When it was nearly time, the mohel beckoned everyone into the living room. The sandak took his spot in the chair. The mother, wearing an enormous brimmed hat and an off-shoulder white dress, walked into the room with her week-old baby on an ornate satin pillow. The room suddenly felt hotter and more crowded. We looked at each other, smiling uneasily. The mohel said his usual thing about when the baby cries out during a bris, it’s a favourable time to pray, because we have a direct line to Hashem. And who doesn’t want to pray at least a little bit in a moment like this? It’s holy. It’s a rite of passage. It’s obligatory. But it’s a little strange – certainly one that isn’t easily explained to outsiders.
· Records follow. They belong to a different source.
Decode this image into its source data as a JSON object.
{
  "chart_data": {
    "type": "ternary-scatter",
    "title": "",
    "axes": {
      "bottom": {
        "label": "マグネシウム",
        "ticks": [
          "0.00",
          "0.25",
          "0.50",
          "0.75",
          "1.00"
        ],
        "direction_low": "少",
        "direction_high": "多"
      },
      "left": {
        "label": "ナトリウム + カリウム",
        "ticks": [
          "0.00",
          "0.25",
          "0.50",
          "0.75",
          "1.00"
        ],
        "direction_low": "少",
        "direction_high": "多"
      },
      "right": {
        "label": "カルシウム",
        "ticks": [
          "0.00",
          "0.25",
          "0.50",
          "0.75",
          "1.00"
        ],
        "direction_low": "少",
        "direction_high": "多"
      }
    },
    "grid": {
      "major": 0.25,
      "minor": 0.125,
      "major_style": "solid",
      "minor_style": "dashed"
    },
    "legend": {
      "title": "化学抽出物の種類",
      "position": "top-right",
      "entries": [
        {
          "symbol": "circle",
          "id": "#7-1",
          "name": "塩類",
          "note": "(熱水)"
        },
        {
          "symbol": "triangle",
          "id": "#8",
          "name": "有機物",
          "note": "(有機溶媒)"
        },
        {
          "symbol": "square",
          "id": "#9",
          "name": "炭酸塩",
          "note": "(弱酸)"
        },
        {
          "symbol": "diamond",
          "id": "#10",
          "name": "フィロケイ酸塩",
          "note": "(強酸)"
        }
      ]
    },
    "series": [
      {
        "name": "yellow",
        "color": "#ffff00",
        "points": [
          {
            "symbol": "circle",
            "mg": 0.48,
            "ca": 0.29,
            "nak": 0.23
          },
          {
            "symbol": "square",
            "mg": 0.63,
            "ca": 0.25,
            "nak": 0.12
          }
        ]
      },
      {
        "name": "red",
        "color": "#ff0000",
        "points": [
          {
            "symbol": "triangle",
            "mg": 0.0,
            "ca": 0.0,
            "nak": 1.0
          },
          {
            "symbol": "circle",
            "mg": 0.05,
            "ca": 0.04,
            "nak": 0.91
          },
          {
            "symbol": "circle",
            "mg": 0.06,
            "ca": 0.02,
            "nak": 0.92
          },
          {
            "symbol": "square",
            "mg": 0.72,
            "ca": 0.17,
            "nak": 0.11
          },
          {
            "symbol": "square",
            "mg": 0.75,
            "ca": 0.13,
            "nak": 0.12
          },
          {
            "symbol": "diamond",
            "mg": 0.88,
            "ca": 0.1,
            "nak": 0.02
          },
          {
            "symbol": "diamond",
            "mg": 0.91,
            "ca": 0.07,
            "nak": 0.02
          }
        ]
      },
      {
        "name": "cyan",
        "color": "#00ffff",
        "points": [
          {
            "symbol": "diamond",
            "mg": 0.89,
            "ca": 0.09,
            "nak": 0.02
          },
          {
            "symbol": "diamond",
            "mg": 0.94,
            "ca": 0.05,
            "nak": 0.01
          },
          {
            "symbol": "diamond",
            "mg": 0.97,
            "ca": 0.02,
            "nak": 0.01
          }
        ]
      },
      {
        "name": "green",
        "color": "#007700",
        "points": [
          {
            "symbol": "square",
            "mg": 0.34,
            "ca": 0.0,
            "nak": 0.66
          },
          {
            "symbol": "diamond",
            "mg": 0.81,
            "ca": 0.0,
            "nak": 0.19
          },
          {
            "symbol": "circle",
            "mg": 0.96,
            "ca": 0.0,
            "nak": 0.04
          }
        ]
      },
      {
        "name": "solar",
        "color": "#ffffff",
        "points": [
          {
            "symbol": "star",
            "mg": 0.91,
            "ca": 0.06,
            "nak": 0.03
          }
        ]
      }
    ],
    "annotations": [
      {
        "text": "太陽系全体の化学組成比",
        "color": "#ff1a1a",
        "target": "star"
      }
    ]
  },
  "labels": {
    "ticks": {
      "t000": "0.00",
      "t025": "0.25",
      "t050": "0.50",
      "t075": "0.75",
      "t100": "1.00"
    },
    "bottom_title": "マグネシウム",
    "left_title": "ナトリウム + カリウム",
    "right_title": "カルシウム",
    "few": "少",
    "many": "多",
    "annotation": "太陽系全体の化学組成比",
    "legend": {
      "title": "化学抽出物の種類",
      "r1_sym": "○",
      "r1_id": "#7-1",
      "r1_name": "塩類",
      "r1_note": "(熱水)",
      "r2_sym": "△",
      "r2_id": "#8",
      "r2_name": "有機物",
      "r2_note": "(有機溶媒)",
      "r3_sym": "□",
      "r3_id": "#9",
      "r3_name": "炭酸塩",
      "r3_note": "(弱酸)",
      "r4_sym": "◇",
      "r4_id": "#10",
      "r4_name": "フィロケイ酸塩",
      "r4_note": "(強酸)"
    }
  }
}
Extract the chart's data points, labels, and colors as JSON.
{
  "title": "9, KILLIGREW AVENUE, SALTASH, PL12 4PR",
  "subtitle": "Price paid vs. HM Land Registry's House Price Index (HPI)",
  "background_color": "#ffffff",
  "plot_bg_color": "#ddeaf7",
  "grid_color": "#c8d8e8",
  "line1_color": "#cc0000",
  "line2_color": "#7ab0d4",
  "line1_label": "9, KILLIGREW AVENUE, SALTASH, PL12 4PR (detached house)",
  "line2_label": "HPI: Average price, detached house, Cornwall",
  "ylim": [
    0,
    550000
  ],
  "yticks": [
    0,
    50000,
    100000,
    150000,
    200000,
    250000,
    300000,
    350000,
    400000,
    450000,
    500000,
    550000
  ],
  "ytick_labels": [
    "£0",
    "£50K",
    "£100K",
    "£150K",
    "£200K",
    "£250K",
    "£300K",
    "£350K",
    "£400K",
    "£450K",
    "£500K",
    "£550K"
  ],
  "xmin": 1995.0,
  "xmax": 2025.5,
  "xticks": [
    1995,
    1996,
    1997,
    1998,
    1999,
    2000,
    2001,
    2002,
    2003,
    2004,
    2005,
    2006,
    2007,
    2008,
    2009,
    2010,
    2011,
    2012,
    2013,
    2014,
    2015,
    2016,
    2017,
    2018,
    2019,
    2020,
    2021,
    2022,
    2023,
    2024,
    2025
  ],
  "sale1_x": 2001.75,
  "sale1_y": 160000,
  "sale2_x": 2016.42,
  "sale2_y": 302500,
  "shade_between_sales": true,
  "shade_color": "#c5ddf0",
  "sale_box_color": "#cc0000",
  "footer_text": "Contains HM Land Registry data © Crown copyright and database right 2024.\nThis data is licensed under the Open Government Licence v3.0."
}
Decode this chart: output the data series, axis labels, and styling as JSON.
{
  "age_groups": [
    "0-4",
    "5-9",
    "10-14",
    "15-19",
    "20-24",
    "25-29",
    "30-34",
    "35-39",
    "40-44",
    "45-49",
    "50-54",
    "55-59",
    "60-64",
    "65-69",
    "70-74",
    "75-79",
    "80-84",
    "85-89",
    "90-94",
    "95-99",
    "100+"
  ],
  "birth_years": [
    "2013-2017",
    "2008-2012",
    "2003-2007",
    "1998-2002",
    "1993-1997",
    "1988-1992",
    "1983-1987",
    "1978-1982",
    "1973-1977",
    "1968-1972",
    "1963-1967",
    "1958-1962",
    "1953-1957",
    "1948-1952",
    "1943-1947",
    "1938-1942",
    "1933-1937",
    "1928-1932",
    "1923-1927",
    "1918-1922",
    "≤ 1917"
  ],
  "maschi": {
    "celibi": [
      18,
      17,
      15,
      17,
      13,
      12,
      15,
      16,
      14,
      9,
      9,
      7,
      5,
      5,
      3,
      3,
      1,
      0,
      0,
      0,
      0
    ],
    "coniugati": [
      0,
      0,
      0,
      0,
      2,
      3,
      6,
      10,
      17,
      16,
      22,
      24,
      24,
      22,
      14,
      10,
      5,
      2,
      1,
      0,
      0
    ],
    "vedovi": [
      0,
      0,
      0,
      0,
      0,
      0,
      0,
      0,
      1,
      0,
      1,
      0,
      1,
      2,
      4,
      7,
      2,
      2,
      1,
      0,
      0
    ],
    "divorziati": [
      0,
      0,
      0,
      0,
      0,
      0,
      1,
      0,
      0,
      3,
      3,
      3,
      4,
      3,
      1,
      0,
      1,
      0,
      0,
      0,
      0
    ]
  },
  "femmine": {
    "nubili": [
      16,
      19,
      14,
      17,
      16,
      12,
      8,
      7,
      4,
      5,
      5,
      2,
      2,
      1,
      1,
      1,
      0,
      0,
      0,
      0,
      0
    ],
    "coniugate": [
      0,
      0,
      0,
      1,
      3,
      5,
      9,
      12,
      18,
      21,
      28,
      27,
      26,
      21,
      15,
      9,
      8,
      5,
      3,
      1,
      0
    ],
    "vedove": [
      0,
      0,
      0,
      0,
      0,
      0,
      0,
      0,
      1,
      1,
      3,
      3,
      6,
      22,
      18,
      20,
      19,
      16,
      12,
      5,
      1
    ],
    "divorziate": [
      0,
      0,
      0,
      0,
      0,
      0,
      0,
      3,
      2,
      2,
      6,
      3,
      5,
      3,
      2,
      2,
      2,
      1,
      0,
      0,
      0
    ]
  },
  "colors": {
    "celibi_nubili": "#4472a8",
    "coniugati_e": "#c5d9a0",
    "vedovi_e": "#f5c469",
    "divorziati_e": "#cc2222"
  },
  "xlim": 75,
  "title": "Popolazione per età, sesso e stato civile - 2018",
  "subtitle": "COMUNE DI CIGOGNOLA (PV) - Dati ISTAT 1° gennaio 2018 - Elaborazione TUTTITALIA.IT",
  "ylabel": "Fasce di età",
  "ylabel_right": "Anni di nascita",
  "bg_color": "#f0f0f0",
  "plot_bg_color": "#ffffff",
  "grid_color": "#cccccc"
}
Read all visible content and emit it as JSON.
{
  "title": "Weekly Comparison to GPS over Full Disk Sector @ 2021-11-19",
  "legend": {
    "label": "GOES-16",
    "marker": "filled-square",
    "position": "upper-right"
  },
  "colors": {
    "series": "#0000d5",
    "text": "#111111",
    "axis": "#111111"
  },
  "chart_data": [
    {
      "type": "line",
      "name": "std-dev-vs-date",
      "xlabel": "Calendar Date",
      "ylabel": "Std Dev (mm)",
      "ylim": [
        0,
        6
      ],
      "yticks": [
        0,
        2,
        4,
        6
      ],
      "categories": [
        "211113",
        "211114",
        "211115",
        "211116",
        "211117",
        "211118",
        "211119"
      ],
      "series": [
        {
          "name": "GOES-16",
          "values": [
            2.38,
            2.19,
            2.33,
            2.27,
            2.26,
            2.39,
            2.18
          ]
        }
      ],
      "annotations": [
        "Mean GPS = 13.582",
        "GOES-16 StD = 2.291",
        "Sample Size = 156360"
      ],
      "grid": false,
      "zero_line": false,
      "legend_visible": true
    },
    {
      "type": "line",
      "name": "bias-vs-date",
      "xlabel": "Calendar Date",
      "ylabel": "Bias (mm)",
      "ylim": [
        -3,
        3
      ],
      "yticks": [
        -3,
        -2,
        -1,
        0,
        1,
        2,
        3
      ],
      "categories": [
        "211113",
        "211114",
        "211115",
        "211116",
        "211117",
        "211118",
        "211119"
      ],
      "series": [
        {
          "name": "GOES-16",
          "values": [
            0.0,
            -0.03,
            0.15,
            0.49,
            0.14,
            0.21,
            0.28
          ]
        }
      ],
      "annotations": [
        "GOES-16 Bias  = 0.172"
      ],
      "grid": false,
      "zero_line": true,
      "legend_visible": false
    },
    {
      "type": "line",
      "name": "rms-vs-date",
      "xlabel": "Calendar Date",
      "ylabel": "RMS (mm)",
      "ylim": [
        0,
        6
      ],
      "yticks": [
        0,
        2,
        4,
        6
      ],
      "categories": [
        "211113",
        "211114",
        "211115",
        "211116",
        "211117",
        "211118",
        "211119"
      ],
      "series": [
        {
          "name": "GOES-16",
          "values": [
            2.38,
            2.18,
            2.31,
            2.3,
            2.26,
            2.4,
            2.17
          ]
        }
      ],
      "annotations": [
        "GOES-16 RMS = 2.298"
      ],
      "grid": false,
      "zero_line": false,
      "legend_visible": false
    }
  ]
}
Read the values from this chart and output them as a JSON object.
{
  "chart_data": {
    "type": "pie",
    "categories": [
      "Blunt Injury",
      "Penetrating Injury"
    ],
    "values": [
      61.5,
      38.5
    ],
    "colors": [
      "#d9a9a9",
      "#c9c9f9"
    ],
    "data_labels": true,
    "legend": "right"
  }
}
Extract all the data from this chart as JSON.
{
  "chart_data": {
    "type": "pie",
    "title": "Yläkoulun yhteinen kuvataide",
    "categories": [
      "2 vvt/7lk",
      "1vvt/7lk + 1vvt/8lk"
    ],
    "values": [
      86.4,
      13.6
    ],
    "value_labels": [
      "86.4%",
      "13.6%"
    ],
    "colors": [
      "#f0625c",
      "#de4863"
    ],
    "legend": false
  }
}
But now the father has tears in his eyes, and we can see that the mom is deeply tired.
The baby cries and the gates crack open. He is named for his grandfather, bundled back up, and delivered into the safety of his mother’s arms. The relief is palpable. The rest of their lives have begun. Mom retreats upstairs for the rest of the party, and the crowd moves onto the tennis court to eat and drink and gossip. Some of the people are dancing. We talk about the new name, the upcoming weddings, how the renovations are going. From our vantage point, I see how dark Cielo Drive gets at night, and I imagine the Manson girls running barefoot through the trees, covered in blood. I wonder if it would be less fuss to have a daughter.